Earthquake and Sinkhole Coverage
Sinkholes and earthquakes are not common occurrences in Alabama, but it’s one of the high-risk states in the U.S. for sinkhole damage. Because most homeowners policies exclude this coverage, you may want to consider a separate policy or endorsement to add this kind of coverage.
Average cost of Alabama homeowners insurance
The average annual cost of homeowners insurance in Alabama is $1,921 per year, which is 37% higher than the national average. This makes Alabama the 8th most expensive state in the U.S. for homeowners insurance.
The carrier you choose for your policy impacts how much you pay for homeowners insurance. Find the best rate on the coverage you need by comparing quotes from different companies with VIU by HUB.
Factors that affect Alabama homeowners insurance rates
A variety of factors can affect how much you pay for homeowners insurance in Alabama.
The value of your home, which is based on its contents and the materials with which it was constructed, impact the cost of your insurance. The more your home is worth, the higher your premium will be because of the higher cost to repair or replace it. Additionally, homes constructed from materials like wood, that are susceptible to damage, are more expensive to insure than homes built from more damage-resistant materials, such as brick.
The age of your home can also affect your rates. Older homes can be more expensive to insure because they may have higher risks, like out-of-date wiring or plumbing.
Local fire protection
The further your home is from a fire department or fire hydrant, the more your insurance will tend to cost.

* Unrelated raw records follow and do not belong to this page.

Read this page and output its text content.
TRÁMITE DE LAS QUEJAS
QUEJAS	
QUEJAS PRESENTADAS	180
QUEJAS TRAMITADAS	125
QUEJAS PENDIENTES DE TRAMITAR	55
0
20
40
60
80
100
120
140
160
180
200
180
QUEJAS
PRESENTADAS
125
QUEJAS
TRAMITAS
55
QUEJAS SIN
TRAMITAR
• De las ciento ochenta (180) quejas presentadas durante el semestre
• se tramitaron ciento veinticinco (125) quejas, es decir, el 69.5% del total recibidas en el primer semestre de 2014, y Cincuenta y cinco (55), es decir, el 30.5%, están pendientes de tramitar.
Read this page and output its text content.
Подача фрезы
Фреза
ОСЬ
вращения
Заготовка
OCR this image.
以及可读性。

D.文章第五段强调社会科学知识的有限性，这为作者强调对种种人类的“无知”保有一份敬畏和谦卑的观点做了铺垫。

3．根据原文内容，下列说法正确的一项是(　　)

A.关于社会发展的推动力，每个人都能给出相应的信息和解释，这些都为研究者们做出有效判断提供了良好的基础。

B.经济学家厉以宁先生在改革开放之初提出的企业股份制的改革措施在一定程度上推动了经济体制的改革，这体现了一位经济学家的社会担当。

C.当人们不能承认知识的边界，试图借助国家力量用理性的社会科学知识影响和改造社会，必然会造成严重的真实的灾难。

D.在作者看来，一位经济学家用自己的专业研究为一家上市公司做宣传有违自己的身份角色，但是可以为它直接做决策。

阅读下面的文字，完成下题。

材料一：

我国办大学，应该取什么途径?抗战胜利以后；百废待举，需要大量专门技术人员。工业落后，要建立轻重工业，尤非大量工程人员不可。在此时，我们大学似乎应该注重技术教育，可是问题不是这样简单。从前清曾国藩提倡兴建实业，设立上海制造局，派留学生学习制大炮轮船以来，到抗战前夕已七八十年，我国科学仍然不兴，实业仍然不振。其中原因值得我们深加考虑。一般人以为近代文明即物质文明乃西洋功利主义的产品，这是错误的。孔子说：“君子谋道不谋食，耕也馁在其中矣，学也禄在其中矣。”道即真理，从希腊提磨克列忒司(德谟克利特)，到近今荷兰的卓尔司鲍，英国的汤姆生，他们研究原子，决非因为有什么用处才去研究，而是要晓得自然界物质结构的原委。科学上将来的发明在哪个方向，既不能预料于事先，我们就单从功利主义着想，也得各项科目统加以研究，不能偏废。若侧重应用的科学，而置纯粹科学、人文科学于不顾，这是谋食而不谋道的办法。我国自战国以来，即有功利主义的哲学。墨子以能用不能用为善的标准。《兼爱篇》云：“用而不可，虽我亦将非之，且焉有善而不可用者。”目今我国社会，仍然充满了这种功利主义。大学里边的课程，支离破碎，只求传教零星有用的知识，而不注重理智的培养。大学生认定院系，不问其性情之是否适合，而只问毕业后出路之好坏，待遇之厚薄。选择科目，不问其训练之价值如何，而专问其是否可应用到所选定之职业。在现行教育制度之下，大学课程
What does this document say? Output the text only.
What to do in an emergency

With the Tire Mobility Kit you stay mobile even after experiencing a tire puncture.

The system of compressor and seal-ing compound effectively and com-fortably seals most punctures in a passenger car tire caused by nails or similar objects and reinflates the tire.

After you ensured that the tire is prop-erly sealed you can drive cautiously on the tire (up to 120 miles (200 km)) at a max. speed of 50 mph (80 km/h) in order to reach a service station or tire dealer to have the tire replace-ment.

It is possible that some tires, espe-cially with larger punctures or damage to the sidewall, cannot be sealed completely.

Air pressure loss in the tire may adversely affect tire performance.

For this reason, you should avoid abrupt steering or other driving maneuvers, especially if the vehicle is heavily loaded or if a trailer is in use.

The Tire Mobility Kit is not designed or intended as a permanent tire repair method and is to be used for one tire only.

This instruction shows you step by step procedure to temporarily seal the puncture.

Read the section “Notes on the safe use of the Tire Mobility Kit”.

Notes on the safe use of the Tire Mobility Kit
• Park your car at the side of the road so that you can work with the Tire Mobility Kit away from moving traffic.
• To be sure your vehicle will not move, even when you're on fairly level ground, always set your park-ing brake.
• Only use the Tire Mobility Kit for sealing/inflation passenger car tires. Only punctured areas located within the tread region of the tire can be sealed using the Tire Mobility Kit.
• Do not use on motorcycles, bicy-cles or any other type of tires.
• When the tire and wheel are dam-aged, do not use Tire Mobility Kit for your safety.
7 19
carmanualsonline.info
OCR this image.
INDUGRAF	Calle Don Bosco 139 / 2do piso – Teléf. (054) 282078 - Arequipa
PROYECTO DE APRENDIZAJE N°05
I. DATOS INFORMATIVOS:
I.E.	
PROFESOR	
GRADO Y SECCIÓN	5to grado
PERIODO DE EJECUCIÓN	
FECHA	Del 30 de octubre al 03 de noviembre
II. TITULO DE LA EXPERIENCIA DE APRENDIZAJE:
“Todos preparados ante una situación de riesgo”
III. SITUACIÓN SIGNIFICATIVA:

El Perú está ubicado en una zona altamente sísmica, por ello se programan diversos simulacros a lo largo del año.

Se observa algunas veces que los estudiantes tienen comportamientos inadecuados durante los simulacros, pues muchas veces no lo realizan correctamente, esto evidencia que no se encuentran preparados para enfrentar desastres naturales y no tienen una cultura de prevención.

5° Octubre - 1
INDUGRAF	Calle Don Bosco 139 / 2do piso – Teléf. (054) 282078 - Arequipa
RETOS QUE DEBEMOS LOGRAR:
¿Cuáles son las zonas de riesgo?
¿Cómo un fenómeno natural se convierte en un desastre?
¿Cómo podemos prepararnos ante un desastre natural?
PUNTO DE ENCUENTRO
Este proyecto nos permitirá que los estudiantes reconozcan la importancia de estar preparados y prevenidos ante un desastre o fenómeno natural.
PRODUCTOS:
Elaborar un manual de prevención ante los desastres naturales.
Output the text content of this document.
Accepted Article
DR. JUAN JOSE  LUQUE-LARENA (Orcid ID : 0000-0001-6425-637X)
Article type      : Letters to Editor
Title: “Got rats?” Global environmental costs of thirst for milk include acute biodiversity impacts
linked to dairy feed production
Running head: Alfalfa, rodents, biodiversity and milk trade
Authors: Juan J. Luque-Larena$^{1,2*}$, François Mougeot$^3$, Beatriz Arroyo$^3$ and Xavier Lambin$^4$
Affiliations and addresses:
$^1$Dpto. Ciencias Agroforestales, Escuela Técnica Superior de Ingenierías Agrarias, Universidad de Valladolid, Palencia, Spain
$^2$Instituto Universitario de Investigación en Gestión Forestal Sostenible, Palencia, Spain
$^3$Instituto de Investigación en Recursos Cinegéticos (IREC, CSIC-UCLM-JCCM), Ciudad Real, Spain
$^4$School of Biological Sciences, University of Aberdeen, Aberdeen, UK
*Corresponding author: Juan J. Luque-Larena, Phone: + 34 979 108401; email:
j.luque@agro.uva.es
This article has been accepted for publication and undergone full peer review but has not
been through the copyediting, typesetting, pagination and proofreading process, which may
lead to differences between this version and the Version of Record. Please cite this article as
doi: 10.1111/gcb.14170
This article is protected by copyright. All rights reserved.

Additionally, the quality of your local fire department is a factor that underwriters consider.
High-value homes in expensive cities, or in areas with high crime rates, tend to cost more to insure. Similarly, homes in coastal areas with a higher risk for damage from hurricanes may cost more as well. Mobile is one of the most expensive cities, with an average annual premium of $2,014. Birmingham is one of the least expensive, with an average of $978 per year.
This information is intended for general informational purposes only and is not intended to constitute legal advice.